Personality, Assessment and Psychological Treatment Department; Psychology Faculty, University of the Basque Country (UPV/EHU), Donostia-San Sebastian, Spain.
Neuroscience Area, Biodonostia Research Institute, Donostia-San Sebastian, Spain.
Dev Neuropsychol. 2021 Jul;46(4):277-287. doi: 10.1080/87565641.2021.1939349. Epub 2021 Jun 28.
Determine whether SGA constitutes a neurodevelopmental risk-factor of MLP, exploring if potential developmental difficulties at toddlerhood persist and are related to school-age performance. 109 SGA and 109 adequate for gestational age MLP children were evaluated at 2 and at 6.5 y.o. SGA children obtained poorer results in several areas at both timepoints; and their development at toddlerhood strongly correlated with only some results at school-age. SGA confers vulnerability to MLP, evolving from global/unspecific difficulties in toddlerhood to a domain-specific profile (attentional/dysexecutive) at 6.5. Findings claim the need for neuropsychological follow-up in MLP to identify emerging difficulties.

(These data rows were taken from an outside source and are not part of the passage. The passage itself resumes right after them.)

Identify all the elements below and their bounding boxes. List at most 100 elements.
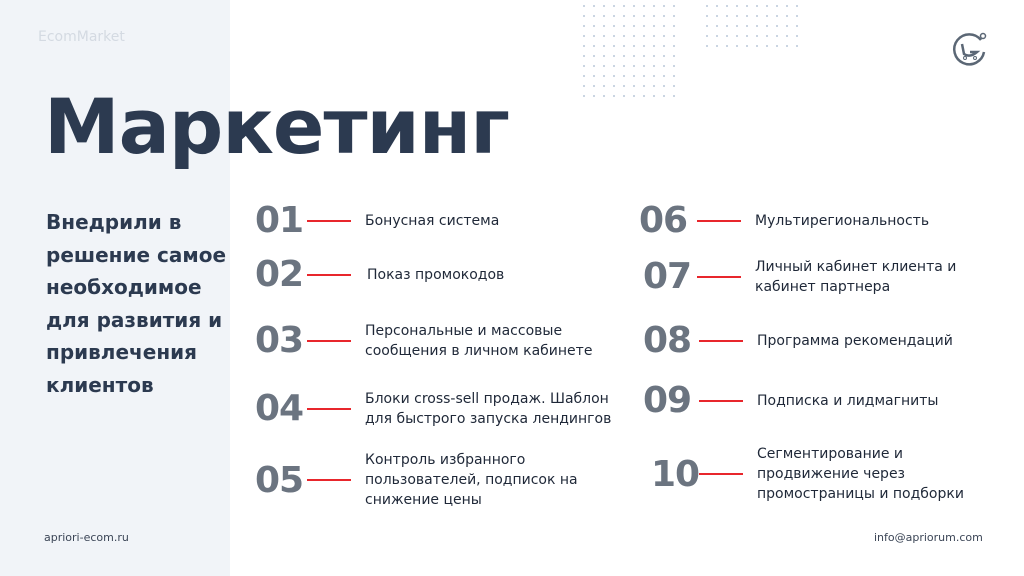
- dot: [593, 25, 595, 27]
- dot: [673, 85, 675, 87]
- dot: [593, 45, 595, 47]
- dot: [776, 5, 778, 7]
- dot: [673, 25, 675, 27]
- dot: [726, 25, 728, 27]
- dot: [756, 25, 758, 27]
- list-item: 10 Сегментирование и продвижение через пр…: [651, 444, 982, 504]
- dot: [613, 5, 615, 7]
- dot: [776, 15, 778, 17]
- dot: [603, 65, 605, 67]
- left-panel: [0, 0, 230, 576]
- dot: [653, 25, 655, 27]
- dot: [603, 15, 605, 17]
- item-text: Сегментирование и продвижение через пром…: [757, 446, 964, 502]
- item-number: 07: [643, 256, 692, 297]
- dot: [663, 15, 665, 17]
- dot: [633, 25, 635, 27]
- dot: [613, 75, 615, 77]
- dot: [583, 55, 585, 57]
- dot: [643, 15, 645, 17]
- list-item: 01 Бонусная система: [255, 200, 625, 241]
- dot: [786, 45, 788, 47]
- list-item: 03 Персональные и массовые сообщения в ли…: [255, 320, 610, 361]
- dot: [756, 35, 758, 37]
- dot: [643, 85, 645, 87]
- dot: [673, 55, 675, 57]
- list-item: 05 Контроль избранного пользователей, под…: [255, 450, 585, 510]
- footer-website: apriori-ecom.ru: [44, 531, 129, 544]
- dot: [766, 25, 768, 27]
- dot: [716, 45, 718, 47]
- dot: [796, 15, 798, 17]
- list-item: 06 Мультирегиональность: [639, 200, 1015, 241]
- item-number: 06: [639, 200, 688, 241]
- dot: [746, 35, 748, 37]
- dot: [643, 75, 645, 77]
- dot: [716, 25, 718, 27]
- dot: [613, 85, 615, 87]
- dot: [593, 55, 595, 57]
- dot: [663, 25, 665, 27]
- dot: [583, 5, 585, 7]
- dot: [583, 45, 585, 47]
- item-text: Персональные и массовые сообщения в личн…: [365, 322, 593, 359]
- dot: [716, 15, 718, 17]
- dot: [603, 5, 605, 7]
- dot: [623, 75, 625, 77]
- red-dash: [697, 275, 741, 278]
- dot: [766, 35, 768, 37]
- dot: [786, 5, 788, 7]
- dot: [643, 55, 645, 57]
- dot: [706, 45, 708, 47]
- dot: [726, 15, 728, 17]
- dot: [623, 55, 625, 57]
- dot: [663, 35, 665, 37]
- dot: [633, 5, 635, 7]
- dot: [603, 25, 605, 27]
- dot: [756, 5, 758, 7]
- dot: [653, 55, 655, 57]
- red-dash: [307, 339, 351, 342]
- dot: [663, 55, 665, 57]
- dot: [653, 65, 655, 67]
- dot: [613, 25, 615, 27]
- dot: [633, 75, 635, 77]
- dot: [736, 45, 738, 47]
- item-text: Блоки cross-sell продаж. Шаблон для быст…: [365, 390, 612, 427]
- item-number: 09: [643, 380, 692, 421]
- dot: [633, 95, 635, 97]
- dot: [603, 45, 605, 47]
- dot: [583, 75, 585, 77]
- dot: [593, 65, 595, 67]
- dot: [673, 65, 675, 67]
- dot: [613, 55, 615, 57]
- item-text: Подписка и лидмагниты: [757, 392, 939, 409]
- dot: [613, 95, 615, 97]
- dot: [673, 5, 675, 7]
- dot: [736, 5, 738, 7]
- dot: [653, 75, 655, 77]
- dot: [583, 95, 585, 97]
- dot: [613, 65, 615, 67]
- item-number: 08: [643, 320, 692, 361]
- dot: [583, 15, 585, 17]
- page-title: Маркетинг: [44, 82, 510, 171]
- dot: [653, 5, 655, 7]
- dot: [593, 95, 595, 97]
- dot: [623, 45, 625, 47]
- dot: [716, 35, 718, 37]
- dot: [623, 95, 625, 97]
- dot: [663, 95, 665, 97]
- item-text: Мультирегиональность: [755, 212, 930, 229]
- dot: [613, 45, 615, 47]
- item-text: Контроль избранного пользователей, подпи…: [365, 452, 578, 508]
- dot: [706, 35, 708, 37]
- dot: [643, 25, 645, 27]
- dot: [796, 25, 798, 27]
- dot: [633, 65, 635, 67]
- item-text: Показ промокодов: [367, 266, 505, 283]
- dot: [663, 65, 665, 67]
- dot: [663, 45, 665, 47]
- dot: [633, 45, 635, 47]
- dot: [706, 15, 708, 17]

确定 SGA 是否构成 MLP 的神经发育风险因素,探索幼儿期是否存在潜在的发育困难,以及这些困难是否与学龄期表现相关。对 109 名 SGA 和 109 名足月出生的 MLP 儿童在 2 岁和 6.5 岁时进行了评估。SGA 儿童在两个时间点的多个领域的表现都较差;而且他们在幼儿期的发展与学龄期的一些结果仅存在强相关性。SGA 使 MLP 处于易损状态,从幼儿期的整体/非特异性困难发展为 6.5 岁时的特定领域(注意力/执行功能)障碍。研究结果表明,有必要对 MLP 进行神经心理学随访,以发现新出现的困难。